A simple caching web framework

A while ago I was working at an agency and we had to develop a fairly simple set of web apps, that would scale very well and integrate tightly with a shared caching bus and content distribution network. Performance was the key. Especially for the markets around the globe, some of them with generally slow internet connections. This post is a short schematic description about the design I came up with.

So I started with two main considerations in my mind. The first was to integrate with HTTP protocol as transparently as possible. There’s a set of RFCs out there, I am specifically talking about RFC 2616. The set of abstractions was modelled as closely as possibly to the this specification. By working with standards I hoped to easily integrate with numerous web caches and skip unnecessary refreshes. Additional but non-neglgible benefit was that a person knowing how HTTP works would be able to understand application logic easily.

The second, also important consideration was to not invent any DSLs, embedded or otherwise, used to replace constructs that the programming languages are already equipped with. To give an example of what I am talking about, I didn’t want to write configurations / annotations / ant-matchers and similar nonsense in order to say that URLs starting with /admin require that the user is authenticated and belongs to the group admin. Instead the following code would do just fine:

<?php

if ($request->startsWith('/admin')) {
  if (!$user->isAuthorized() or !$user->hasRole('admin')) {
    return new NonAuthorizedResponse();
  }
  ...
}

I personally dislike frameworks that force you to do the right thing. They’re supposed to provide you with a rock solid skeleton for your next application, equip you with enough tools to tweak the behavior without giving you a chance to break things. As usual, in real life the tools given are never enough and you end up hacking and breaking things anyway.

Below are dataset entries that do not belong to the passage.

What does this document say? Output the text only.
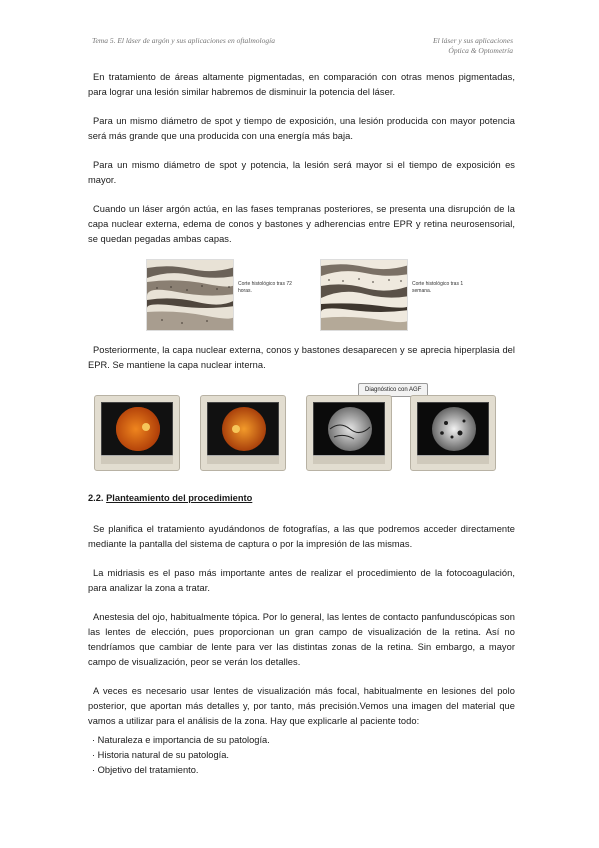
Tema 5. El láser de argón y sus aplicaciones en oftalmología	El láser y sus aplicaciones
Óptica & Optometría

En tratamiento de áreas altamente pigmentadas, en comparación con otras menos pigmentadas, para lograr una lesión similar habremos de disminuir la potencia del láser.

Para un mismo diámetro de spot y tiempo de exposición, una lesión producida con mayor potencia será más grande que una producida con una energía más baja.

Para un mismo diámetro de spot y potencia, la lesión será mayor si el tiempo de exposición es mayor.

Cuando un láser argón actúa, en las fases tempranas posteriores, se presenta una disrupción de la capa nuclear externa, edema de conos y bastones y adherencias entre EPR y retina neurosensorial, se quedan pegadas ambas capas.

Corte histológico tras 72 horas.
Corte histológico tras 1 semana.

Posteriormente, la capa nuclear externa, conos y bastones desaparecen y se aprecia hiperplasia del EPR. Se mantiene la capa nuclear interna.

Diagnóstico con AGF
2.2. Planteamiento del procedimiento

Se planifica el tratamiento ayudándonos de fotografías, a las que podremos acceder directamente mediante la pantalla del sistema de captura o por la impresión de las mismas.

La midriasis es el paso más importante antes de realizar el procedimiento de la fotocoagulación, para analizar la zona a tratar.

Anestesia del ojo, habitualmente tópica. Por lo general, las lentes de contacto panfunduscópicas son las lentes de elección, pues proporcionan un gran campo de visualización de la retina. Así no tendríamos que cambiar de lente para ver las distintas zonas de la retina. Sin embargo, a mayor campo de visualización, peor se verán los detalles.

A veces es necesario usar lentes de visualización más focal, habitualmente en lesiones del polo posterior, que aportan más detalles y, por tanto, más precisión.Vemos una imagen del material que vamos a utilizar para el análisis de la zona. Hay que explicarle al paciente todo:

· Naturaleza e importancia de su patología.
· Historia natural de su patología.
· Objetivo del tratamiento.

Third consideration was to help with code reuse as much as possible. Most websites are quite simply built, there’s a master template and numerous adjustments to it. There are generally two ways to reuse templates and resources serving them. First you can extract common parts into helpers where you end up with headers, footers, navigation panels and so on. Second way to use template inheritance to tweak just the specific areas of the page and not caring about how to assemble this page from parts.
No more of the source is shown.